VIP: How do your friends and relatives react to your emphasis on a plant-based diet?
MG: Some by joining me in eating healthier, and the remainder by respecting my choices to live a life aligned with my values of justice and compassion. I am lucky to be surrounded by such a wonderful social support system.
VIP: What personal goals have you set for yourself in the coming years?
MG: In the short term to publish an article on the origins of the swine flu pandemic in a prestigious peer-reviewed medical journal and in the long term to facilitate the passage of European style federal laws in the United States to help relieve the suffering of billions of animals raised for food.

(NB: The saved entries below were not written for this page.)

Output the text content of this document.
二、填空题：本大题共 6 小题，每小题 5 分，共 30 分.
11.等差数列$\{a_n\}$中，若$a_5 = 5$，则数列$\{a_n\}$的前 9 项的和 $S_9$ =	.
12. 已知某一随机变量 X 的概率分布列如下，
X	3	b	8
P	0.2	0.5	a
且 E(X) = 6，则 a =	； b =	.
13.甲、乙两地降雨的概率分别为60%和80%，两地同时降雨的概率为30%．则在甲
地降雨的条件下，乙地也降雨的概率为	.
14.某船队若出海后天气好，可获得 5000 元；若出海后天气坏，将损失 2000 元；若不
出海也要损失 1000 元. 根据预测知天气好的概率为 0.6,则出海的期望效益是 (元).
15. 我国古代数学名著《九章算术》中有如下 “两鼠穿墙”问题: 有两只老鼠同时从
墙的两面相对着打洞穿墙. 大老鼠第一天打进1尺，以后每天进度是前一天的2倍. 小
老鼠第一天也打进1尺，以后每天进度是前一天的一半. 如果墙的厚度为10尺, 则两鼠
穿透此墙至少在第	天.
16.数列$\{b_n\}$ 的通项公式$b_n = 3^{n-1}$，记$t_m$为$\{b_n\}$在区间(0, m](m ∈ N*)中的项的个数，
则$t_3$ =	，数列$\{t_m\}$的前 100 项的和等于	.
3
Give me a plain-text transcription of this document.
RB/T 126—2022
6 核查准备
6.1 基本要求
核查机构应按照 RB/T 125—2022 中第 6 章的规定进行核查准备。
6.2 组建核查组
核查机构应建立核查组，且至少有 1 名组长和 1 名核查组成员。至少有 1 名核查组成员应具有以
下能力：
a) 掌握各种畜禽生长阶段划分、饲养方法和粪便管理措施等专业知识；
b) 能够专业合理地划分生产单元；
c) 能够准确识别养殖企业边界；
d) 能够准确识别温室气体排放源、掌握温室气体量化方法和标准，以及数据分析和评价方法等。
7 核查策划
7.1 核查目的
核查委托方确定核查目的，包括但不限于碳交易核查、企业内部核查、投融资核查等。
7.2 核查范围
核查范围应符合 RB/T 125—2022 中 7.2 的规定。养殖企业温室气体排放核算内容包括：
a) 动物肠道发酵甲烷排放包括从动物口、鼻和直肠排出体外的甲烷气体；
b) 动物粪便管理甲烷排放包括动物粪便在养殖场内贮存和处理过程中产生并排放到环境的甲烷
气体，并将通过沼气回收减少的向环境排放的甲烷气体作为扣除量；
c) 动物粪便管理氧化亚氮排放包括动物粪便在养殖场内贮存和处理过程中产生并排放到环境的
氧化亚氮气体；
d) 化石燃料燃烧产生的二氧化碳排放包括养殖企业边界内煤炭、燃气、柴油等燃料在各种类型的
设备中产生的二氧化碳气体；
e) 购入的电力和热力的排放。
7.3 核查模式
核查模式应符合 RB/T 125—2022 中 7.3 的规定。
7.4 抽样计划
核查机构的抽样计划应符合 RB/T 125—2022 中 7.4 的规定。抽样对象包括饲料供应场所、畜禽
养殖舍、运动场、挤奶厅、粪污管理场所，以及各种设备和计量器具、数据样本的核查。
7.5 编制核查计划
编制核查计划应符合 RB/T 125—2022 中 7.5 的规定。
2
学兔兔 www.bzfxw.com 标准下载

VIP: What leisure activities and hobbies do you enjoy?
MG: I couldn't imagine a life without music (metal), novels (science fiction), or spending time with the love of my life (my beloved Andrea).
VIP: Can you give our readers the main features of your personal diet and exercise regimen?
MG: My favorite breakfast is a green smoothie, made from frozen berries, unsweetened soy milk, ground flax seeds, and dark green leafy vegetables; lunch at the office is typically either an enormous salad with beans and a nut-based dressing or a big bowl of vegetable soup, and then supper I enjoy cooking to unwind, specializing in spicy global cuisines, like Mexican, Chinese, Korean, Mexican, and Thai. And for dessert, Vitamixed frozen fruit "ice cream." And I exercise every day, either exerstriding or stationary bicycling.
VIP: What person or persons have had the most influence on your life?
MG: My top three: my mother, Gandhi, and Noam Chomsky
VIP: We may have omitted areas that are important to you. Please feel free to add anything you would like to share with our readers.
MG: I think that's everything--thank you again for this great honor!!!